Alcohol and tobacco manufacturers are knowingly producing advertisements appealing to young people, according to professionals.
That indictment was made by several speakers at a conference called “Keeping Children Alcohol Free” held Sept. 12 at the Wynfrey Hotel in Birmingham. The gathering was sponsored by the American Council on Alcohol Problems (ACAP).
“When you look at those ads, they are targeting kids,” said George Van Komen, president of ACAP and chairman of the Alcoholic Policy Coalition in Salt Lake City, Utah.
Ironically, manufacturers of alcohol and tobacco products do not need revenues from teenagers to realize a profit.
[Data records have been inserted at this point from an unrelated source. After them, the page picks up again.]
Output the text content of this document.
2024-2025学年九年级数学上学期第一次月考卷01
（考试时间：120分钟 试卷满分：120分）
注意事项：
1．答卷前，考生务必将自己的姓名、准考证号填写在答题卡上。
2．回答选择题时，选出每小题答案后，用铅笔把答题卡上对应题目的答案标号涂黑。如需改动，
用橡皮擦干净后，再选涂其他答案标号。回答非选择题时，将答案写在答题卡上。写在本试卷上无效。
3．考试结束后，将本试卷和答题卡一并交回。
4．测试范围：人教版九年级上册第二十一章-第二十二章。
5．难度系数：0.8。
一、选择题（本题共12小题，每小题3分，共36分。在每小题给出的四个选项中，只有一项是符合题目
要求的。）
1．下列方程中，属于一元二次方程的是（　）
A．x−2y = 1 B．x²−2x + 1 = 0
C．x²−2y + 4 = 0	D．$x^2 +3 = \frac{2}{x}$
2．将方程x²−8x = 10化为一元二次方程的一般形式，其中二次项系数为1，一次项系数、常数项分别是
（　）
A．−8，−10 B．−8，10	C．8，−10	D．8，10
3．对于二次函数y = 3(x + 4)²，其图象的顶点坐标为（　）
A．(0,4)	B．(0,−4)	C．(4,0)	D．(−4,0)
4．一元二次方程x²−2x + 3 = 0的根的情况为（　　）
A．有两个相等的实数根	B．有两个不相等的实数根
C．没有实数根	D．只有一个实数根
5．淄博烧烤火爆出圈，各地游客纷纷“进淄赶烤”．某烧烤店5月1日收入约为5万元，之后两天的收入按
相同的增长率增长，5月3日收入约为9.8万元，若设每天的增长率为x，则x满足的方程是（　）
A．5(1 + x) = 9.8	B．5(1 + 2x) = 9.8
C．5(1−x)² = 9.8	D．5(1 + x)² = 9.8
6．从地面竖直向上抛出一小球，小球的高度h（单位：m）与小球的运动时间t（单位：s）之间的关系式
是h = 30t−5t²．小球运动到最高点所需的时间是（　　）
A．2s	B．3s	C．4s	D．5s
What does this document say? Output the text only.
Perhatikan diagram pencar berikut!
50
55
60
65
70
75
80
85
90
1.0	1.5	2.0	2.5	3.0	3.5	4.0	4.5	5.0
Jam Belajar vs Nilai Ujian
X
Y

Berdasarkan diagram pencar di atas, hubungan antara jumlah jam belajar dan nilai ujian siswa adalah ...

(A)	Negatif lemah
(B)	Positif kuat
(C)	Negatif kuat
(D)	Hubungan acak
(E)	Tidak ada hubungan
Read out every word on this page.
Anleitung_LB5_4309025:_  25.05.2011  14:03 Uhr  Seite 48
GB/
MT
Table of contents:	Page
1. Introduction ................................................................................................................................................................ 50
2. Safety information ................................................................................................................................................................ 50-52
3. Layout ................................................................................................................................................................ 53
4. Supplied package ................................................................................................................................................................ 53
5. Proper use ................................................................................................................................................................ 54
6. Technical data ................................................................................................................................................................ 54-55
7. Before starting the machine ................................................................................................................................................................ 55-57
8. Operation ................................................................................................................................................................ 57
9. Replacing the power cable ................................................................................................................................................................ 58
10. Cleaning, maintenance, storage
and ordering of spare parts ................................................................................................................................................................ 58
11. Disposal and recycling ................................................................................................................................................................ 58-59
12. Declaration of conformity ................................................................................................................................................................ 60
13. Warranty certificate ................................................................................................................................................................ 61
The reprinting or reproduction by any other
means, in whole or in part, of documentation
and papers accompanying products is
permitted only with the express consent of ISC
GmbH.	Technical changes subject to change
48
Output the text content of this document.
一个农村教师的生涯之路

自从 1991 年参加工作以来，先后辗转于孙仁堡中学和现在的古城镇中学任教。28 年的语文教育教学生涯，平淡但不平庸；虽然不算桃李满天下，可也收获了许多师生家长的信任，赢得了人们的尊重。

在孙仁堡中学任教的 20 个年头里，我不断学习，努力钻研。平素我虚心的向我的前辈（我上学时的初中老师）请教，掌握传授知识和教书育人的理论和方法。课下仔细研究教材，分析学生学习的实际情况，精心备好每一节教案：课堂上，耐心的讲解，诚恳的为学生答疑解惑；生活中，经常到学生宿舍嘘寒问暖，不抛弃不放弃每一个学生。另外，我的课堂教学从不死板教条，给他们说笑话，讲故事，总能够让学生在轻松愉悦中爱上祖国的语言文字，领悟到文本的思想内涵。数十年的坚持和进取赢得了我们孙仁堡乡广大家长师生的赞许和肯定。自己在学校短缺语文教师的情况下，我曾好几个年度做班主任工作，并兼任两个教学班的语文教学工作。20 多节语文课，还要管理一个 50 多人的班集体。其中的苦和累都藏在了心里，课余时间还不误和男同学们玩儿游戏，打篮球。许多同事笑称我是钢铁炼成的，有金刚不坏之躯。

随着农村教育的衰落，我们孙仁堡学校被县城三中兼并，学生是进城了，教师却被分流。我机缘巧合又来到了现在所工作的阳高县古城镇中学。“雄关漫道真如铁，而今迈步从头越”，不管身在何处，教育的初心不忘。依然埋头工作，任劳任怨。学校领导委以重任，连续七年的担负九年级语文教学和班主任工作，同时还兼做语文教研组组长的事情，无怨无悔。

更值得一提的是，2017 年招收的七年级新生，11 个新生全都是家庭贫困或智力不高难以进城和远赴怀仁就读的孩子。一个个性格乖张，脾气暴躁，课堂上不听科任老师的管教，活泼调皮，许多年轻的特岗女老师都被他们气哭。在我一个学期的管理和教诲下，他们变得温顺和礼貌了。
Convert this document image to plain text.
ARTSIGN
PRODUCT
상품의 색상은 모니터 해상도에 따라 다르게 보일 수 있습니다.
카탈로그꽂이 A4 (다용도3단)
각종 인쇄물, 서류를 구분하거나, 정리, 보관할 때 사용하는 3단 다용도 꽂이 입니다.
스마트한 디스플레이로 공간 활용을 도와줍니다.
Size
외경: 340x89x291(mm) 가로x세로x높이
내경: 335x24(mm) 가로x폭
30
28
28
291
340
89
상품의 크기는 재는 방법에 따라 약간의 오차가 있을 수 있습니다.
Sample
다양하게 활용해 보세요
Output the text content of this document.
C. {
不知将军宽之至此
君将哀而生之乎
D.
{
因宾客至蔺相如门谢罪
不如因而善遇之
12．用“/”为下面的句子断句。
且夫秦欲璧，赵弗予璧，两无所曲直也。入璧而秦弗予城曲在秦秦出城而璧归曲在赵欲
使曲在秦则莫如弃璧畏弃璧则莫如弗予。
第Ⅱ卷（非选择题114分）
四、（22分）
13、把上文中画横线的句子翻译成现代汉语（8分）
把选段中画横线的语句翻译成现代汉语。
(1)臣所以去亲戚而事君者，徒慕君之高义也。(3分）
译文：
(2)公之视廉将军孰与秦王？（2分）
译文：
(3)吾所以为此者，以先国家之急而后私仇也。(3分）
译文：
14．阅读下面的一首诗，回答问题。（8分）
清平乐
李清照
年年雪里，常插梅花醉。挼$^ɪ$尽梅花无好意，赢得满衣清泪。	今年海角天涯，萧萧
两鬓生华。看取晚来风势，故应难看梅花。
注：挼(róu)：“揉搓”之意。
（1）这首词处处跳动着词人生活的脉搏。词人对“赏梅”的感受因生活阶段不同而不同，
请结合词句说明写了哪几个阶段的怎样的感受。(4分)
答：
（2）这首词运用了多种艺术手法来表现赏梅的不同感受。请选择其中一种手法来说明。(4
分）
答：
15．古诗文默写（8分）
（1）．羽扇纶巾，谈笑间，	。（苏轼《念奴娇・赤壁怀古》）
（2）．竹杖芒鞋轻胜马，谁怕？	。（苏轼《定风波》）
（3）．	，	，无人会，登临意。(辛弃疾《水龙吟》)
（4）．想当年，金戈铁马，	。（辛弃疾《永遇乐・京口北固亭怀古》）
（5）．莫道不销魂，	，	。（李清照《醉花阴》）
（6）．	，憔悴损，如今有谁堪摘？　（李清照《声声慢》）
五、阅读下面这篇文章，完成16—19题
But several speakers at the conference indicated the manufacturers target youth to make them lifelong users of their products.
“I guarantee that those products can be sold effectively without targeting young people,” said David Reynolds, a Birmingham physician and clinical professor of pediatrics at the University of Alabama at Birmingham.
Dan Ireland, executive director of ACAP and Alabama Citizens Action Program (ALCAP), said teenagers drink more often when they begin at a young age.
“They [advertisers] are after their future market,” Ireland said.
Maxine Wheeler, training coordinator with the Alabama Alcoholic Beverage Control Board’s Alcohol Awareness Program, said beer and tobacco companies go after teenagers with advertisements that suggest use of their products can improve young people’s social lives and help them deal with their problems.
To that end, Wheeler and Jan Byrne, education coordinator with the Alabama Alcoholic Beverage Control Board’s Alcohol Awareness Program, said the media plants ideas about alcohol use in teenagers’ minds. Byrne said teenagers can readily identify slogans and commercials associated with alcohol and tobacco products.
“They’ll snap them off, one after another,” Byrne said.